Not long after moving to Petaluma, my brother came for a visit. He parked near The Mystic, and we strolled about on a sunny afternoon. He'd put his cell phone timer on for the two hour limit, and we started walking back from the Seed Bank when the timer went off. Half a block away, we saw the meter maid writing him up for the two hour limit! He couldn't have been late, but it was useless to argue. We were there at the right time, but he got the ticket. He's never coming back to downtown Petaluma...
I used to live outside of a rainy major west coast city. Not long after moving to the country side, I got a job making deliveries into the town. One day, I had to wait an extended period of time for a COD payment on a delivery, and when I returned to my truck, I saw the meter maid writing me up for being late. I approached the officer and tried to explain what happened with little hope of success, having moved from San Francisco where getting parking tickets is a fact of life. I was shocked at what happened next...
The meter maid tore up the ticket in front of me and said, "Thank you for shopping and doing business downtown!" It felt like the skies had parted and the sun was shining me and the angels were singing! Then she smiled and was about to walk away when I questioned her about it all, being new to the town. She explained that the city was committed to insuring the economic viability of its downtown core. They had come to realize that the experience of getting a parking ticket, when you met the meter maid at the moment your time expired, was highly irritating to visitors to the downtown area - it was the kind of behavior by many cities that drove people away from their downtown. By ripping up the ticket with a simple welcoming phrase, the whole experience of meeting a city representative changed from an adversarial engagement to a positive "feel good" moment for the town - it was worth the few dollars in lost parking ticket revenue to make an emmisary of the downtown core.

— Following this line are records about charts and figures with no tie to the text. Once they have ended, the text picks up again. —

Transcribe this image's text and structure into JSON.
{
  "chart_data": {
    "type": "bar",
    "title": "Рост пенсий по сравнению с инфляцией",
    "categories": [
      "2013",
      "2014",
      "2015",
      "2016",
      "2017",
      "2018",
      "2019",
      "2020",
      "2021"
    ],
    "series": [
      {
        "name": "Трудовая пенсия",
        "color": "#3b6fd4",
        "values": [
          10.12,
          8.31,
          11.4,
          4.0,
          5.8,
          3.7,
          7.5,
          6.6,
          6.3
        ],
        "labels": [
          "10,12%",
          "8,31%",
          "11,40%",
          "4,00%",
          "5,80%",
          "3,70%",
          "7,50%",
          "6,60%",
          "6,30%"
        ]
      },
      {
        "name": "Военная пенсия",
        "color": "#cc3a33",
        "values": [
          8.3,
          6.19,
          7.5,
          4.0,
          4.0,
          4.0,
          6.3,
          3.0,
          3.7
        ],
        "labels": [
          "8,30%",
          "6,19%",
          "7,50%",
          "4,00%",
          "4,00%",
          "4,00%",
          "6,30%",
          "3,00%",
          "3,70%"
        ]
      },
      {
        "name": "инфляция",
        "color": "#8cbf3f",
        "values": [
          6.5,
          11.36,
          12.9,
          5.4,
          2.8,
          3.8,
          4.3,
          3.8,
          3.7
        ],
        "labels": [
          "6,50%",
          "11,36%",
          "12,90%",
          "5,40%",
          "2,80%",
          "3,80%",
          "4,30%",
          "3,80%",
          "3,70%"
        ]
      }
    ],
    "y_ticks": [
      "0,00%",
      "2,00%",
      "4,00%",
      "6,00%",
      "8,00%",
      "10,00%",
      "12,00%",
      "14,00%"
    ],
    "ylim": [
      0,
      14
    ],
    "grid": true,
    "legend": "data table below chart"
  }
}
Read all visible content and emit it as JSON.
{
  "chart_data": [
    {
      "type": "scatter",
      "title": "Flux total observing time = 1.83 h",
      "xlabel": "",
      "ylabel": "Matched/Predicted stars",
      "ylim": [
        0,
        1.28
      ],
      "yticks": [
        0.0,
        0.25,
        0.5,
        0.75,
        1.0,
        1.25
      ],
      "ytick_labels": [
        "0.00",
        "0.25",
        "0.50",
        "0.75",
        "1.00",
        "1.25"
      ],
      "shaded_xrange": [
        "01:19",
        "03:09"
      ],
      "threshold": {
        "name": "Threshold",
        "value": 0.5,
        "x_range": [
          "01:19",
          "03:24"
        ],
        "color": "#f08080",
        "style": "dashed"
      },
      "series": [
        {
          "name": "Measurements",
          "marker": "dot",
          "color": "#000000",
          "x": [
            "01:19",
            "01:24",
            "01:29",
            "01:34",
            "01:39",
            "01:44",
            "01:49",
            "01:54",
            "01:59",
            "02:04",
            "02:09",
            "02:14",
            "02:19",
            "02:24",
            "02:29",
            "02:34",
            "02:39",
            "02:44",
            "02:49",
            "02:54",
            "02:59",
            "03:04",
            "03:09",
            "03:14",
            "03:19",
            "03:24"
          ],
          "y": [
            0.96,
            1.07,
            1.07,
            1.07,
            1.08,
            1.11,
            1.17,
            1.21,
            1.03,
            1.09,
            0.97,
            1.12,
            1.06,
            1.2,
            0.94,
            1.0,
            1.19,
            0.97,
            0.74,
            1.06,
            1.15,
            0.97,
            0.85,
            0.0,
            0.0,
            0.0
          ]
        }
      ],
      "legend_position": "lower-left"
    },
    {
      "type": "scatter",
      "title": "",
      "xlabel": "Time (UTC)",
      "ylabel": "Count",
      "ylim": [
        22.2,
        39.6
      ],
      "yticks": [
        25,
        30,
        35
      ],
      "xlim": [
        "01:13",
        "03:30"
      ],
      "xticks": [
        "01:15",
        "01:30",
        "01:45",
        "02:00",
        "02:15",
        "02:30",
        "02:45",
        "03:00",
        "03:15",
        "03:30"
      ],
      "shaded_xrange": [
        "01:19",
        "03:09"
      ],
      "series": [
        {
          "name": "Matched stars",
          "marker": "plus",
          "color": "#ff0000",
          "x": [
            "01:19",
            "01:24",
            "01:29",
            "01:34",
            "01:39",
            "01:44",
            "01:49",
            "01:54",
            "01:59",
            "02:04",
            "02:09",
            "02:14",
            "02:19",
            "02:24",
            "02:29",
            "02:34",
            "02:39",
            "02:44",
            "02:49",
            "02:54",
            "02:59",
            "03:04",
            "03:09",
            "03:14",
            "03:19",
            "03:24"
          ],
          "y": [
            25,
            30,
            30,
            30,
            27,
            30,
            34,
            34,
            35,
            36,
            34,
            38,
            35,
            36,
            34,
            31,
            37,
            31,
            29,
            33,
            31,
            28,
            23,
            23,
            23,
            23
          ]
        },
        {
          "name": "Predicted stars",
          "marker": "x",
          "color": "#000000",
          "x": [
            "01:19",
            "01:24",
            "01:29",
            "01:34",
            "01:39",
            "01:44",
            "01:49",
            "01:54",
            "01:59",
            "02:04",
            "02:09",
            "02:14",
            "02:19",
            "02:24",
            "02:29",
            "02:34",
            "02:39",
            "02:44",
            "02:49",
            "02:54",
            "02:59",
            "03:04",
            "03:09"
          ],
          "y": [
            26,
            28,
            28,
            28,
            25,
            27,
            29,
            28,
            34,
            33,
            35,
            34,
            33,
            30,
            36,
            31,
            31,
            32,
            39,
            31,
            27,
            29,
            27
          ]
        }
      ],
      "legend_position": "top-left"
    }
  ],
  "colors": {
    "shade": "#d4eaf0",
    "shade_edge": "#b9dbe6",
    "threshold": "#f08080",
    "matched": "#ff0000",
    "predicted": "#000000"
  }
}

I became at that moment, and still remain, a huge proponent of the friendly measures that town took to keep its downtown economically viable, and the resulting sales tax revenue steam from all those businesses continue to roll into that city allowing them to do projects and have more fun as a community.
I've talked to some elderly neighbors who grew up here in Petaluma, and they said this town used to be like that, but it's changed. Petaluma is just less friendly. Petaluma is just less nice. It looks to me like the town is less rich, is in fact poorer, for the meanness. If you meet the meter maid, you should get off the ticket.